这对于温良和煦的读书人而言,还是颇有些难以接受的。
温时酌于心有愧。
却又不好直直朝着端景耀出声。
只能沉默地等。
等端景耀什么时候回,气不过,忍不了了。
等端景耀出声。
而端景耀似乎在等他先开口。
这人能忍,温时酌更能忍。
反正快气炸的人又不是他。
温时酌摘了面纱放在床边柜子上,准备先脱掉外衫时,幽幽的阴森声音从他身后传来,
“你不该向我解释下吗?”
终于忍不住了。
温时酌摇摇头,淡声道,
“解释什么?我听不明白你在说什么。”
装傻充愣这事,无论在哪都管用。
端景耀心里本就压着火,在看到温时酌这副满不在意的样子后,怒上心头,直直抬手。
温时酌是背对着端景耀的。
所以根本没反应过来他的动作,就被一股巨大的力道推的踉跄下,膝弯撞上床沿,后仰着跌倒床上。

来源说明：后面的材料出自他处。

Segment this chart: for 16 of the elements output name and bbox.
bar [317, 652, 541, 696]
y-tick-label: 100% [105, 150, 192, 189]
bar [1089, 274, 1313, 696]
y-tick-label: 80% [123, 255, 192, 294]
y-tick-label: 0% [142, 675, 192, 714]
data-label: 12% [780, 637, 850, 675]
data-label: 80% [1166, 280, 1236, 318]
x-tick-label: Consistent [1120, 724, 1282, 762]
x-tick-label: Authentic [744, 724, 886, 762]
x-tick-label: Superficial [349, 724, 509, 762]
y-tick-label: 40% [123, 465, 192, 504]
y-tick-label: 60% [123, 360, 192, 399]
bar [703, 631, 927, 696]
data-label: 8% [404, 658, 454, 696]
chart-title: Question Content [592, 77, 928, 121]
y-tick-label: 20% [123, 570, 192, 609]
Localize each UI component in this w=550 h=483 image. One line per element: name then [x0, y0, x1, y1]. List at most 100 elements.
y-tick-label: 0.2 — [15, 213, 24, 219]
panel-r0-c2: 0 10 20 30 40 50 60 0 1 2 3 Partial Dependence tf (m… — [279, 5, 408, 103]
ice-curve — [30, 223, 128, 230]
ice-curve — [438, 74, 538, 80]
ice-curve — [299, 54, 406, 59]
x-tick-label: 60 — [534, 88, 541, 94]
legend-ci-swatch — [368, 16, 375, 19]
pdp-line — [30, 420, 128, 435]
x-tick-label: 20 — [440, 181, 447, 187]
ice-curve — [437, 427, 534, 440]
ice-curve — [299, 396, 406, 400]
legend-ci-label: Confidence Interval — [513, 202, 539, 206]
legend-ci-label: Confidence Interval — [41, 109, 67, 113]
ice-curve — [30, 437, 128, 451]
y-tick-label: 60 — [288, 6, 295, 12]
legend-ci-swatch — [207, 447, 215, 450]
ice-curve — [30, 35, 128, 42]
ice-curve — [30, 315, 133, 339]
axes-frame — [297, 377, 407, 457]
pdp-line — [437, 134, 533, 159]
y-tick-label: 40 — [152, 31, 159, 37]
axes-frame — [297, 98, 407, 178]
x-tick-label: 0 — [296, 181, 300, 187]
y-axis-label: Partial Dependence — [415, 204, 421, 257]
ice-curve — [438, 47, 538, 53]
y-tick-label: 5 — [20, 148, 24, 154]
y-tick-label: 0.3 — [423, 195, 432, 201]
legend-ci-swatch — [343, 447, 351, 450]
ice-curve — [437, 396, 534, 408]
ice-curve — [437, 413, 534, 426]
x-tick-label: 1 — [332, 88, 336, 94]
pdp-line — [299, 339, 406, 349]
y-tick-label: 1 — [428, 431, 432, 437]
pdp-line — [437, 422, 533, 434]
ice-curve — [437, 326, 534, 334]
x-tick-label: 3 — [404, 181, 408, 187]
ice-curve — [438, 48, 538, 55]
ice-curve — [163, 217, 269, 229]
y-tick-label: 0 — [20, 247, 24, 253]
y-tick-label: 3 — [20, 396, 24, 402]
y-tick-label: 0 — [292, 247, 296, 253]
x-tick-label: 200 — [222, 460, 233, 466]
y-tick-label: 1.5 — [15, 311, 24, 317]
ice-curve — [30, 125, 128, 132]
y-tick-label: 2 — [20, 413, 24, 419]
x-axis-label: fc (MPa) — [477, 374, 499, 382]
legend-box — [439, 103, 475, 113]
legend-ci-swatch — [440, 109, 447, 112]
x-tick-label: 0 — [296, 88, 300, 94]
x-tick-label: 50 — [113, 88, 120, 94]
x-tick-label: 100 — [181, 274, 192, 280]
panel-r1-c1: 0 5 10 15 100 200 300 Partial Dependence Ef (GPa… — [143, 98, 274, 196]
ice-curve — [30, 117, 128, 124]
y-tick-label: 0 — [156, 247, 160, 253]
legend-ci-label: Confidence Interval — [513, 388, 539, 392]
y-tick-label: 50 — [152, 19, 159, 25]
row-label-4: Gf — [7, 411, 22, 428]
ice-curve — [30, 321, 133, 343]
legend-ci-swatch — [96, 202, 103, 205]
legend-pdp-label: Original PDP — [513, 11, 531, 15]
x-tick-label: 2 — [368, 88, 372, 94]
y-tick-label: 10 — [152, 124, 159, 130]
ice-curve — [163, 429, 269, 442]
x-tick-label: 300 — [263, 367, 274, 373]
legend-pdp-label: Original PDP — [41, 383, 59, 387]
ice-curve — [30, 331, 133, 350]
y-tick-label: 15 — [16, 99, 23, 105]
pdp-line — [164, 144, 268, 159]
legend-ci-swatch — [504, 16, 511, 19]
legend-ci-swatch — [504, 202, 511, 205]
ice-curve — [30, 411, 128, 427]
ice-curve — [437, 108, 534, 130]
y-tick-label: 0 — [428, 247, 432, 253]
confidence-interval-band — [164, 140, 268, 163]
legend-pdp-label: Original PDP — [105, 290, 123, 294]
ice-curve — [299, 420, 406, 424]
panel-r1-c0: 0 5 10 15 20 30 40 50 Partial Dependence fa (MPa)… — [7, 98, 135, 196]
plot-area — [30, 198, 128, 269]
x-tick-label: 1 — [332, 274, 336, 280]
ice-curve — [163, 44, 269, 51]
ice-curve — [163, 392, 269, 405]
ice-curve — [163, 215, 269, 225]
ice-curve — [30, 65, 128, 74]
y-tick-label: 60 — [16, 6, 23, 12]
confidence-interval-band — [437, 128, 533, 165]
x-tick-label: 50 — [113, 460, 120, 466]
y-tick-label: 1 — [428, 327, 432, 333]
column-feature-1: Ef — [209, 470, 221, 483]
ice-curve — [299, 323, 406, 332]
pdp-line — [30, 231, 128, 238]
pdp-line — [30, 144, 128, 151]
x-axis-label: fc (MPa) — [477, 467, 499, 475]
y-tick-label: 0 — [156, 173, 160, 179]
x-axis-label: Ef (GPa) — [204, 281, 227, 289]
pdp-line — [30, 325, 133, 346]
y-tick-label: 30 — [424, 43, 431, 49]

“想借本殿的手除掉孙资,你好大的胆子,今日宫中动手的人不止你一个,那个人在哪里?”
给孙资下毒这事,绝非温时酌一人便能做到的。
端景耀坚信,宫里有人和温时酌里应外合,一同刺杀孙资。
而那个人是谁?
端景耀不得而知。
他曾调查过这人。
温时酌熟识的人并不多,最亲近的估计也只有这两个小厮。